28/04/2026
What I've Been Up To
God, how are we here? Money is a nightmare, the world's on fire. I'm getting into strength training and meal prep in between massive world events - how about you?
But anyway, I've been up to this and that recently. I've gone for a couple of walks. I've done some op-shopping, and picked up a few... interesting books. Mostly for fanfic research. I don't know why I'm more motivated to read a yellowing, ancient guide to architectural styles rather than one of the handful of new and well-recommended novels sitting on my shelf, but there you go.
I've also been chipping away at the Fallout fanfic! I've definitely worked it up into something big in my head, with the feeling that it needs to be Amazing in order to be good, so that's put up some roadblocks. Once again I need to stop caring, and stop overthinking, and just have fun with it.
But what if nobody likes it? So long as I have fun writing it, that's what matters. I'm very fond of the characters, which is good.
You know what, here's some art as a teaser, since I'm doodling along as I go.

Once again not a hundo percent happy with it, but we're trying not to care.
You know what could be fun? Since I'm posting the fanfic on this site, I could use that to insert pictures, or share my research somehow, because it feels like I do nothing but research for these things. That, and editing. I swear, I definitely spend more time editing than I do writing/drawing.
Okay, here's an idea. What about a 'fanfic research section'? I could post summaries of all the stuff I used for research, in a way that can let other people use it too. Like I bet I'm not the only one writing a fallout fic right now, right?
I've noticed I'm also hesitant to read other people's OC fics for Fallout. Is this just a me thing? I often avoid reading fics for fandoms I write for, just in case it skews my perception of the source material, or the vision of what I want to write in my head. Maybe I'll read some when I've finished my own. But then again it might give me a better idea of what I want if I can see other people doing it slightly differently.
Unfortunately, accuracy matters to me. I saw a novel that was a FO4 fic with the barcode scraped off - 'Nick Something-Else, Robot detective'. And like, hell yeah, get that bag. But I don't wanna read that, either, because it's not accurate! I am insane in many small ways.
I reckon buy-in has a lot to do with it. You're bought into the game because it's your character, but also annoyed because it forces you into a certain character - so there's a desire to write your own, or in better games, document your progress.
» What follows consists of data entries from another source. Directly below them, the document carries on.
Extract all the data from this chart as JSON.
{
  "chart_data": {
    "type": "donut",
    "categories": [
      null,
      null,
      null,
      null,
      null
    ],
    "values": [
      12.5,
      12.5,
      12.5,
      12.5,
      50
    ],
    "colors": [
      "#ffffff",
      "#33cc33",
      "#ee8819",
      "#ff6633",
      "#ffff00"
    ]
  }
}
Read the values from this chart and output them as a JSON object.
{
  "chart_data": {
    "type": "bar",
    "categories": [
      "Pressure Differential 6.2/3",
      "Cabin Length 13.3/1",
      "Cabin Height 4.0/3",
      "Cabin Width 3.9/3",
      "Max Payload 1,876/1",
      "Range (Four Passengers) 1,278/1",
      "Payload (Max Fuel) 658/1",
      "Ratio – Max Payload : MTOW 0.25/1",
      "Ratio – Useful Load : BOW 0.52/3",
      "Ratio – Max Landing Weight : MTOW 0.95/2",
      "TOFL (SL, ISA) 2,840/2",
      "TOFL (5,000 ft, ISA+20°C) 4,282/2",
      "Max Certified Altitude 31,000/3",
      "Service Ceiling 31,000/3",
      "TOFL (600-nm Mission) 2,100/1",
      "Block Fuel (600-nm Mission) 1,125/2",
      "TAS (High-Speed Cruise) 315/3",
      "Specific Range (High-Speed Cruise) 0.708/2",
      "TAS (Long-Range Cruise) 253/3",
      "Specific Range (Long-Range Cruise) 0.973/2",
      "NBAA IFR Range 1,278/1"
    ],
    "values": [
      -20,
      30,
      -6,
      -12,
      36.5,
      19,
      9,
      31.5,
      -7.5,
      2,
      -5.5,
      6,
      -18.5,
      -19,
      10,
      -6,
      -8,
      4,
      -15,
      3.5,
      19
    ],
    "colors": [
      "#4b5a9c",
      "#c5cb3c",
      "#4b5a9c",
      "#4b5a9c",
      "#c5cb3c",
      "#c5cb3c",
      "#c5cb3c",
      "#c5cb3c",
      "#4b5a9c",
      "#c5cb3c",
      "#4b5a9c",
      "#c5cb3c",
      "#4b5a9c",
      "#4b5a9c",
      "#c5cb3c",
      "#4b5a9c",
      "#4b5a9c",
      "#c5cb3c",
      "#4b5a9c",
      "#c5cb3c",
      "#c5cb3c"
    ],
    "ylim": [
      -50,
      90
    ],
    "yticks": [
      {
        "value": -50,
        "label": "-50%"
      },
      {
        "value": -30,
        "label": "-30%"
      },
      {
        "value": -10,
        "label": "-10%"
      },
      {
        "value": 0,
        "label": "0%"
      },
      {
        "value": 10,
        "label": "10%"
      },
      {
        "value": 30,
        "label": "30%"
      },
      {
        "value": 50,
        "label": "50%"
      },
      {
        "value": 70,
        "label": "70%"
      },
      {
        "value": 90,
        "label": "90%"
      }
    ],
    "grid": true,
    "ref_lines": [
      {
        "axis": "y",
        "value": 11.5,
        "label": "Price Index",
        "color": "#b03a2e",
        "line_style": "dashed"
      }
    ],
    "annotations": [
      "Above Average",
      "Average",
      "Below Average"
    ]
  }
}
I think it's also the nostalgia. Maybe the fic with your OC's will only ever be interesting to you.
Thus if you're not being self-indulgent, what are you even doing?
It's like... trying to cook your dinner to the standard of a professional chef, to the point of cooking things you don't want to eat.
It's hard though, because I think my high standards are also my motivation for writing - because I'm not getting exactly what I want out of something already available. To use the example, it feels like I happened to be craving, just as an example, a "grilled barramundi with sundried tomato cream and basil, served with roasted pumpkin and steamed greens with cumin spice and citrus oil" - so the effort required is a little higher than fish and veggies, which probably tastes just fine.
Like... I want to have a story with structure. With events, and new scenes and locations, and things happening to people. Things that matter. And people doing things that matter. And cool Fallout stuff, new monsters and characters that feel true to the world. So I guess that's the real reason my standards are so high.
If I could accept an imperfect story, maybe I'd just play the game again. Hell. I bet a lot of people do.
But for me, rather than writing something small, I want to patch the gaps in the walls by rebuilding the house, so to speak. The cracks are too foundational! We need to start again - and even if I fuck up, I will have greater sympathy for how hard it is to build a house.
Anyway, apart from all that, I made taco mince this week. I also bought a candle as an indulgence. Candles are good. I highly recommend them.